The Los Angeles Times
Carolina A. Miranda for The Los Angeles Times


There’s been an accident.

That’s what may enter your mind when you step through the front gate at Kayne Griffin Corcoran in Los Angeles and see a car lodged nose first in the gallery’s garden. Beyond that, indoors, lie pieces of a motorcycle that appears to have disintegrated mid-cruise.

This, however, is no accident.

The car is a Dodge Charger. Bright orange. Emblazoned with a Confederate battle flag on the roof and the words “General Lee” just over the windows — a facsimile of the 1969 souped-up ride that roared through seven seasons of CBS’ “The Dukes of Hazzard” during the early 1980s. The dismembered motorcycle is a chopper, just like the famous “Captain America” driven by Peter Fonda in the 1969 counterculture flick “Easy Rider.” A star-spangled helmet lies face-down nearby.

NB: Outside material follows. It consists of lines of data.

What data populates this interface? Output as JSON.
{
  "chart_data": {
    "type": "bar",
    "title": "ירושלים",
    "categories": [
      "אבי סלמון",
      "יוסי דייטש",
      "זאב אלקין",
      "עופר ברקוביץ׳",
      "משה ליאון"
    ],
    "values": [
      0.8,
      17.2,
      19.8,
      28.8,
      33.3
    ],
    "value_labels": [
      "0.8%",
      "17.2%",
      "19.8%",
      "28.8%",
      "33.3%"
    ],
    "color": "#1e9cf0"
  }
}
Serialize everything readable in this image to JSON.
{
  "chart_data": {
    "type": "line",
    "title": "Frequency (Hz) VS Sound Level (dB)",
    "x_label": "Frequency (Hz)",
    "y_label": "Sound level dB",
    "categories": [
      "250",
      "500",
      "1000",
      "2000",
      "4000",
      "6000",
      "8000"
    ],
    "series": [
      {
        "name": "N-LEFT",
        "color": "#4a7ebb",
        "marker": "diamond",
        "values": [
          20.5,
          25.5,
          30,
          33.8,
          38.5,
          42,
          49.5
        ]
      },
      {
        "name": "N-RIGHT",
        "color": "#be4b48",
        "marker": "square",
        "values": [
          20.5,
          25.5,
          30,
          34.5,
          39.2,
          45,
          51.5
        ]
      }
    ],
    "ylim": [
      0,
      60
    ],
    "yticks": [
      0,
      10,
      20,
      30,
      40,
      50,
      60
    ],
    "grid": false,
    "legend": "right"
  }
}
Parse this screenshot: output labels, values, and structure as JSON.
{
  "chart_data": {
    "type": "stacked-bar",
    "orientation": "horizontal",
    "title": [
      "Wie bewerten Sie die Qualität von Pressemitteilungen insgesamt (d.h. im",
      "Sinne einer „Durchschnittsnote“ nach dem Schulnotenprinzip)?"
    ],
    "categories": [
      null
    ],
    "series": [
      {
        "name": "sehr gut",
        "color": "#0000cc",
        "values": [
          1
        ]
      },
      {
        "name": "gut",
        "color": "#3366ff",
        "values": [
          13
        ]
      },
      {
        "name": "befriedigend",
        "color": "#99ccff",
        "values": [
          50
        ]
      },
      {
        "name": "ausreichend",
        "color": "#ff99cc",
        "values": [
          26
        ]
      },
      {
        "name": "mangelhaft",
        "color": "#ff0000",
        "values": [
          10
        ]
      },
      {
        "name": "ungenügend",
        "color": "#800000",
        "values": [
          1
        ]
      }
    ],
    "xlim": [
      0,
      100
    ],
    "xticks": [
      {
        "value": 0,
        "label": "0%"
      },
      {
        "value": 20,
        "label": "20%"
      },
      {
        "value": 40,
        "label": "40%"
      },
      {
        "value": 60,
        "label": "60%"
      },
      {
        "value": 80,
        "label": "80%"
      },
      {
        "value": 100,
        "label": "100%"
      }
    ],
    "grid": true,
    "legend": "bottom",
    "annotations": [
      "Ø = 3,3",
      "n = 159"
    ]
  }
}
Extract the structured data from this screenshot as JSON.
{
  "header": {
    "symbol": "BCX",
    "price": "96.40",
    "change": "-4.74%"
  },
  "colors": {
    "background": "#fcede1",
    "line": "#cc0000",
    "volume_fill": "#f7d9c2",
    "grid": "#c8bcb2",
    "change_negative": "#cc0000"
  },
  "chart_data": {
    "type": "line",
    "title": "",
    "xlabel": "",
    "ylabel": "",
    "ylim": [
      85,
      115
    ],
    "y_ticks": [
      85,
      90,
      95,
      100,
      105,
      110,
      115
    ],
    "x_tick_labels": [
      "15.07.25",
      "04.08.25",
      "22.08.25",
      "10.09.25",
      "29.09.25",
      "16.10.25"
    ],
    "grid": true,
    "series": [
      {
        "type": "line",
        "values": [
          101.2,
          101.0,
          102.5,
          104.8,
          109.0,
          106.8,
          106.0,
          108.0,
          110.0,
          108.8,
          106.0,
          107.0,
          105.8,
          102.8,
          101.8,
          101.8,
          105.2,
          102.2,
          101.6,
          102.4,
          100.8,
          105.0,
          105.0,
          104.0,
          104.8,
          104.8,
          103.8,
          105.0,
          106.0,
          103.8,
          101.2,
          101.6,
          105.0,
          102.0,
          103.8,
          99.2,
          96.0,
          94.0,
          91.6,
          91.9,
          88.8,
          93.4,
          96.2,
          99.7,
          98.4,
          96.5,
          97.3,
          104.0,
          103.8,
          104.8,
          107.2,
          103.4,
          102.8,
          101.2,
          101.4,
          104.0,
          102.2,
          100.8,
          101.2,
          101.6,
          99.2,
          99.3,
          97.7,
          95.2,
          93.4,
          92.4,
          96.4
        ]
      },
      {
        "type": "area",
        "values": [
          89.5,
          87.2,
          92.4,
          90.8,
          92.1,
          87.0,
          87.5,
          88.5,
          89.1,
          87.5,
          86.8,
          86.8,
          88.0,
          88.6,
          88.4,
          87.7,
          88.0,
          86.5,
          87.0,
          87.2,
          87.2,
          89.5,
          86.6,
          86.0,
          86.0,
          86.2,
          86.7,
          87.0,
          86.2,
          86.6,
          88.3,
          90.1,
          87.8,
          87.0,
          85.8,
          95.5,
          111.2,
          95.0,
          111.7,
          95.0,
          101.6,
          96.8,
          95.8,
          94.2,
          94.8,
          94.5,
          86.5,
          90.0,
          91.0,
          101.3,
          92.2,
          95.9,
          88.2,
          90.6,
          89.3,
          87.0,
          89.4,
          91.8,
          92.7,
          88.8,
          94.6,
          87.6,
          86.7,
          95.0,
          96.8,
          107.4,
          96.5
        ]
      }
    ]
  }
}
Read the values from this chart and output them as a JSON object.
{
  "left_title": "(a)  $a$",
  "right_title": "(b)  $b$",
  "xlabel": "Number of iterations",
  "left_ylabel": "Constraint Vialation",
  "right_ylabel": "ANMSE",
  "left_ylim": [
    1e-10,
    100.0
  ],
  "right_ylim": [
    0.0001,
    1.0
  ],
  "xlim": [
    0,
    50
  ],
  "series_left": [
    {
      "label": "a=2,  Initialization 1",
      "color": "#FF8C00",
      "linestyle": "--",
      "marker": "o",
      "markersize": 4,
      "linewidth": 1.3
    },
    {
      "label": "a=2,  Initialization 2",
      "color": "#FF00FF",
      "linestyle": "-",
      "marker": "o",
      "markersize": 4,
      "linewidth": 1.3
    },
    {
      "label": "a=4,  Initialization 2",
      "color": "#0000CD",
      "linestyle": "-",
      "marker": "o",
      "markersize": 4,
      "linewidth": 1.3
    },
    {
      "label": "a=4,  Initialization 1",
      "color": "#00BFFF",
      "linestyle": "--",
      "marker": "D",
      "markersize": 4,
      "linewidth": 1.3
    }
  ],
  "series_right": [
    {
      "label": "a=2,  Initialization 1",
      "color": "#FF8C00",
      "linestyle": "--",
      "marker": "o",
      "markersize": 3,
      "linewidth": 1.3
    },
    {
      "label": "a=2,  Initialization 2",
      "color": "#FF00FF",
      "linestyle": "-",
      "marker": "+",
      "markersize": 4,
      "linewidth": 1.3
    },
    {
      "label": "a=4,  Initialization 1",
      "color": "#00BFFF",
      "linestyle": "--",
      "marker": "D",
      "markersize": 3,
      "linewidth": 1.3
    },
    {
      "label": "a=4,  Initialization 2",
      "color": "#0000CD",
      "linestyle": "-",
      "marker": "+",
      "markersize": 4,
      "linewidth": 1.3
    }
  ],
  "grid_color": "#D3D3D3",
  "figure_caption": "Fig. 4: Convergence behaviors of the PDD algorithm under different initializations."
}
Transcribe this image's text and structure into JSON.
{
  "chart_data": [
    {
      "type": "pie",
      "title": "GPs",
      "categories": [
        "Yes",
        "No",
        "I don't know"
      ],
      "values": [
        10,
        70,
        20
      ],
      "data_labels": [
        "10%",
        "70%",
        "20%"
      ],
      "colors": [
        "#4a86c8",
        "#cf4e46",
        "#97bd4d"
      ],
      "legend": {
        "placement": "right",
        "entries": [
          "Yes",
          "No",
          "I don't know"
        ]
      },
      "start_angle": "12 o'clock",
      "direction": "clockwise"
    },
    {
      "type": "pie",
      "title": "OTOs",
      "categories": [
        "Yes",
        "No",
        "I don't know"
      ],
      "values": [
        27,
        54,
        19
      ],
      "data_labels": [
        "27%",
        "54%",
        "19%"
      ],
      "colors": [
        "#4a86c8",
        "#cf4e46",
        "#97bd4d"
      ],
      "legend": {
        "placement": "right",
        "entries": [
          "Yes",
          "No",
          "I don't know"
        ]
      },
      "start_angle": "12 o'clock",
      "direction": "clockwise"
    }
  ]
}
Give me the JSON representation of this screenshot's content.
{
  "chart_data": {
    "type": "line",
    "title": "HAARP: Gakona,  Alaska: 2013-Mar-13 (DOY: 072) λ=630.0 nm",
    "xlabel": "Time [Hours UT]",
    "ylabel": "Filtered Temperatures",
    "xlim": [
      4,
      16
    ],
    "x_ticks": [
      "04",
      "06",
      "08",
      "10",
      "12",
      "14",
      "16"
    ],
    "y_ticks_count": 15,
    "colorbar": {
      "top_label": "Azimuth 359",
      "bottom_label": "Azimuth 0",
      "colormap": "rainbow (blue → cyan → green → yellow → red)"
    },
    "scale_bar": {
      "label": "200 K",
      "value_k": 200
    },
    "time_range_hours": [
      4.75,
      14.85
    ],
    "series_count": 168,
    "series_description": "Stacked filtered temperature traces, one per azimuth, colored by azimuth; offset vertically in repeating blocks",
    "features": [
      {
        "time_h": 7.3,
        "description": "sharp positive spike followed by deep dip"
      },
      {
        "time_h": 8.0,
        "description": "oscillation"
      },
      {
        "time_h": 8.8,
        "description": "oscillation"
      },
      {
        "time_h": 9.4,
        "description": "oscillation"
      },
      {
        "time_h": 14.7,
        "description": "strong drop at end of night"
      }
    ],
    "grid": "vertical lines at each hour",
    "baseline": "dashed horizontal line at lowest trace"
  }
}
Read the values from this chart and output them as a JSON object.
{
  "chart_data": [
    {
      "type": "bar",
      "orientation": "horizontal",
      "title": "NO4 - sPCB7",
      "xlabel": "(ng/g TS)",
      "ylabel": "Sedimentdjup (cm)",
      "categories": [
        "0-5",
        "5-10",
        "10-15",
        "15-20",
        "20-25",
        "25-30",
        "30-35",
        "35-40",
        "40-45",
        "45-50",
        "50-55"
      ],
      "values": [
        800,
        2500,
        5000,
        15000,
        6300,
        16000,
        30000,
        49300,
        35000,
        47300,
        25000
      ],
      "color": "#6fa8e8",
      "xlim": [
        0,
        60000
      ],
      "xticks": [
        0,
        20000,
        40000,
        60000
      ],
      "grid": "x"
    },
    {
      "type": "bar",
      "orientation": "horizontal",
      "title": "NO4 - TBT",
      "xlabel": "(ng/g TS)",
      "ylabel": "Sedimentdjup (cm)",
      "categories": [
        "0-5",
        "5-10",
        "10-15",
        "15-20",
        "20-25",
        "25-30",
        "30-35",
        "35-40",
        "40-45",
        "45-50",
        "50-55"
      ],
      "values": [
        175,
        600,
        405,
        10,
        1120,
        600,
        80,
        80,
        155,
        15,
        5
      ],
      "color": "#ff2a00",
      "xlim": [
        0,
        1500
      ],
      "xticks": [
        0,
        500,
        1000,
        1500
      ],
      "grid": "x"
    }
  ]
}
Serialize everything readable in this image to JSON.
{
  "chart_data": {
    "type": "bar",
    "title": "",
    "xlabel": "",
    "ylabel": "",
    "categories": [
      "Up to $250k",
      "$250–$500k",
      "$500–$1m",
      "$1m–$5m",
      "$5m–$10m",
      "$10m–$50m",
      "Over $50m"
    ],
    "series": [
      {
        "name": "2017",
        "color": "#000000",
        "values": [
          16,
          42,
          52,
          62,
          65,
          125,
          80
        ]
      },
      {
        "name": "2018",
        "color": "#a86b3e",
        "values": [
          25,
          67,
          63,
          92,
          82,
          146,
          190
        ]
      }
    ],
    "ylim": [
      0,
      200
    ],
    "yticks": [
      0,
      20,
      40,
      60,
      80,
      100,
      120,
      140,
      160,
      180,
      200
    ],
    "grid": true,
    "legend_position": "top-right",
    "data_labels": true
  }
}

These cinematic collisions at the Mid-Wilshire gallery Kayne Griffin Corcoran are part of artist Hank Willis Thomas’ first solo gallery show in Los Angeles in more than a decade.

For Thomas, 43, these vehicular icons are more than just pop culture lore. As a kid growing up in New York, “The Dukes of Hazzard” was his favorite show; the General Lee a coveted toy.  “I had the car and I had the Bo and Luke action figures,” he says as he surveys the towering Charger. “Me and my friends — African Americans — we’d play ‘Dukes of Hazzard.’ ... My grandmother watched it with me. My mother watched it with me. There was never any mention or suggestion that there was a problem with the context or the Confederate flag.” This anecdote tells a profound story — about how a symbol associated with the battle to maintain a slave-holding state, one deployed during the height of Jim Crow as a tool of intimidation, could be re-insinuated into the culture, often denuded of its original intent. And how Hollywood, in some cases, was happy to do the denuding.  “The Dukes of Hazzard” was a comedy about a pair of good ol’ boys engaging a comically inept sheriff and his droopy-eyed dog in spectacular car chases ...

...in a vehicle named for a Confederate general.